I can't seem to call a method of a base class without scoping to the base class, and it seems that this is because I have overloaded the method. If I do not overload the method then the compiler doesn't complain. Here's an example of what I'd like to do:

struct BaseClass {                                                           
  template <typename T> T& foo(T& t) {                               
    return t;                                                                
  }                                                                          
};                                                                           

class ChildClass: public BaseClass {                                         
  public:
  // The presence of this template causes compiler confusion                                                            
  template <class T> T& foo(T& t, int szl) {                        
    return t;                                                                
  }                                                                          

  template <class T> int bar(T& t) {                 
    // But if I scope this as BaseClass::foo(...) it's all good                        
    return foo(t);                                                
  }                                                                          
};                                                                           

int main() {                                                                 
  int t = 1;                                                                 
  ChildClass c;                                                              
  c.bar(t);                                        
}

If in bar(...) I call BaseClass::foo(...) the compiler does not complain, but I don't see any ambiguity here and so I'm confused as to why I'd need to do this.

Answer 1

When the compiler tries to match a function name with a function, it does so in two steps. In the first step it finds all the functions that match the given name. If it finds more than one function, it tries the logic of overload resolution to find the best matching function.
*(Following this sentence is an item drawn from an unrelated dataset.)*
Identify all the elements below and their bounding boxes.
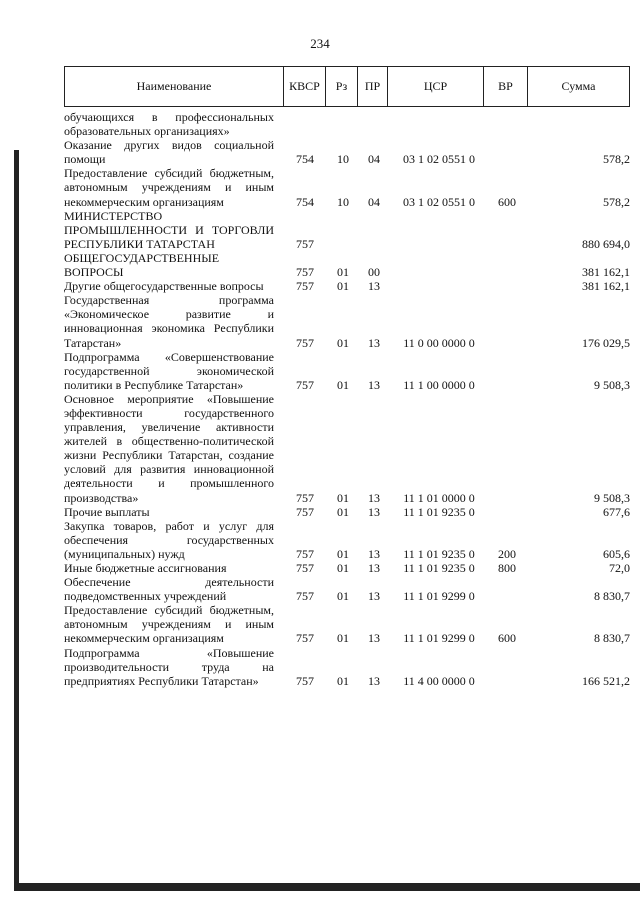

In the first step, if the compiler finds a name in the class, it stops looking for functions of the same name in base classes. In your case, since it finds a foo in ChildClass, it stops searching for functions named foo in BaseClass. However, the only matching foo does not match the call and the compiler reports an error.

How to resolve the problem:

1. Use the method you described in your post. Call BaseClass::foo(...).

2. Bring all the foo from BaseClass into the scope of ChildClass.

   class ChildClass: public BaseClass {
     public:
   
     using  BaseClass::foo;
   
     template <class T> T& foo(int baz, T& t, int szl) {
        return t;
     }
   
     template <class T> int bar(T& t) {
       return sizeof(foo(1, t)); // Should work.
     }
   };